Sarcosoma globosum, or witches cauldron, is a species of fungus in the family Sarcosomataceae. It was first described in 1793 by Casimir Christoph Schmidel. Johann Xaver Robert Caspary transferred it to the genus Sarcosoma in 1891.

Also known as the charred-pancake cup, it is a near-threatened fungus native to Northern Europe. It is rarely found in some parts of northeastern North America, particularly in the Great Lakes region. To biologists' surprise, in 2021 it was found in Northern British Columbia.

The witches cauldron is an ascomycete or sac fungus, meaning that its microscopic structure utilizes the ascus, a spore-bearing cell, for sexual reproduction. It is a detritivore, and survives on decomposing plant matter, most commonly leaf litter. It is found in spruce forests and does not currently have any human uses.

== Description and range ==
Sarcosoma globosum is most commonly studied in Northern Europe, particularly Sweden. However, its population has been in decline for the past 50 years. The organism's preference of well-drained, nutrient-rich soil near rivers and streams within light spruce forests has caused the fungus to go extinct in several central European countries.

It is native to Canada, Czech Republic, Estonia, Finland, Latvia, Norway, Poland, Russia, Sweden, Ukraine, and the United States. It has been classified as extirpated in Germany, Lithuania, and Slovakia.

== Ecology ==
The witches cauldron is found along streams and brooks in Northern Europe, where it has been studied and observed most thoroughly in Estonia, Finland, and Sweden, while in Norway it has become nearly extinct. The fruit bodies of the Sarcosoma globosum are described as big, round, and barrel-like, 5-10 cm in diameter. Dark brown and even blackish in color, the witches cauldron can be glossy and velvety with a gelatinous substance inside. Its fruit bodies flatten and wrinkle with time.

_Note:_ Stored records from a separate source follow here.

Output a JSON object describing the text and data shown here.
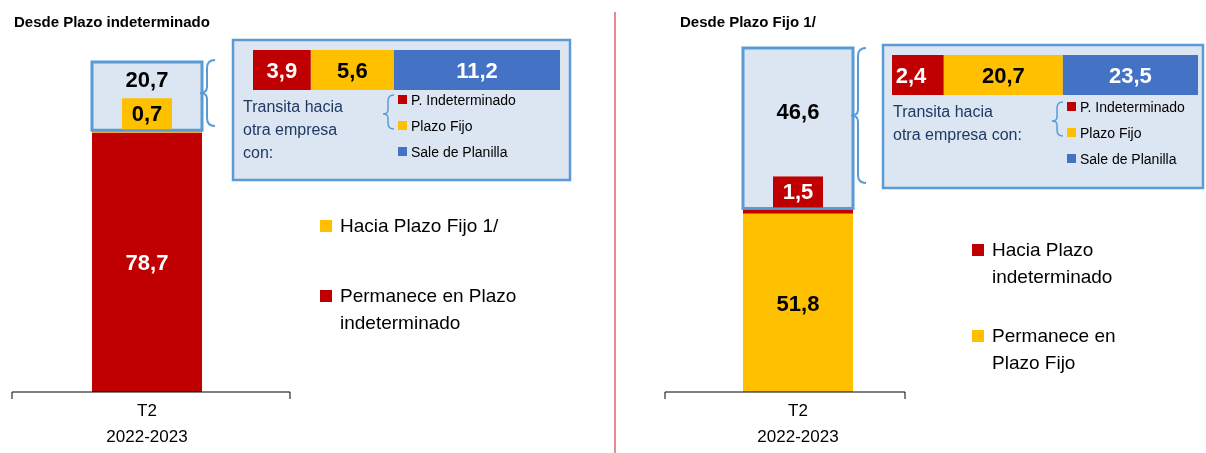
{
  "chart_data": [
    {
      "type": "bar",
      "title": "Desde Plazo indeterminado",
      "stacked": true,
      "categories": [
        "T2\n2022-2023"
      ],
      "legend": "right",
      "series": [
        {
          "name": "Permanece en Plazo indeterminado",
          "color": "#c00000",
          "values": [
            78.7
          ],
          "value_labels": [
            "78,7"
          ]
        },
        {
          "name": "Hacia Plazo Fijo 1/",
          "color": "#ffc000",
          "values": [
            0.7
          ],
          "value_labels": [
            "0,7"
          ]
        },
        {
          "color": "#dce6f2",
          "values": [
            20.7
          ],
          "value_labels": [
            "20,7"
          ]
        }
      ]
    },
    {
      "type": "bar",
      "orientation": "horizontal",
      "stacked": true,
      "categories": [
        null
      ],
      "legend": "bottom",
      "legend_title": "Transita hacia otra empresa con:",
      "series": [
        {
          "name": "P. Indeterminado",
          "color": "#c00000",
          "values": [
            3.9
          ],
          "value_labels": [
            "3,9"
          ]
        },
        {
          "name": "Plazo Fijo",
          "color": "#ffc000",
          "values": [
            5.6
          ],
          "value_labels": [
            "5,6"
          ]
        },
        {
          "name": "Sale de Planilla",
          "color": "#4472c4",
          "values": [
            11.2
          ],
          "value_labels": [
            "11,2"
          ]
        }
      ]
    },
    {
      "type": "bar",
      "title": "Desde Plazo Fijo 1/",
      "stacked": true,
      "categories": [
        "T2\n2022-2023"
      ],
      "legend": "right",
      "series": [
        {
          "name": "Permanece en Plazo Fijo",
          "color": "#ffc000",
          "values": [
            51.8
          ],
          "value_labels": [
            "51,8"
          ]
        },
        {
          "name": "Hacia Plazo indeterminado",
          "color": "#c00000",
          "values": [
            1.5
          ],
          "value_labels": [
            "1,5"
          ]
        },
        {
          "color": "#dce6f2",
          "values": [
            46.6
          ],
          "value_labels": [
            "46,6"
          ]
        }
      ]
    },
    {
      "type": "bar",
      "orientation": "horizontal",
      "stacked": true,
      "categories": [
        null
      ],
      "legend": "bottom",
      "legend_title": "Transita hacia otra empresa con:",
      "series": [
        {
          "name": "P. Indeterminado",
          "color": "#c00000",
          "values": [
            2.4
          ],
          "value_labels": [
            "2,4"
          ]
        },
        {
          "name": "Plazo Fijo",
          "color": "#ffc000",
          "values": [
            20.7
          ],
          "value_labels": [
            "20,7"
          ]
        },
        {
          "name": "Sale de Planilla",
          "color": "#4472c4",
          "values": [
            23.5
          ],
          "value_labels": [
            "23,5"
          ]
        }
      ]
    }
  ]
}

The striking appearance of the fungus has made it easy to spot for tourists, who later report their findings to museums and researchers.

== Conservation threats to habitat ==
Some of the habitats of this fungus have been destroyed due to human activity associated with urban sprawl, such as the building of roads and houses, or forestry. However, some anthropogenic habitat degradation has actually allowed the species to flourish. Dense forest is not suitable for the Sarcosoma globosum, and the introduction of grazing cattle into the agroforest actually allowed the fungus to flourish in the 1950s. The species seems to grow well in selective logging zones, but it is unable to persist in forests that have ever been clear-cut.

This ascomycete fungus is nationally red-listed or classified as rare in 12 countries and regions in Europe. The Swedish EPA developed a Species Action plan for Sarcosoma globosum from 2010 to 2014.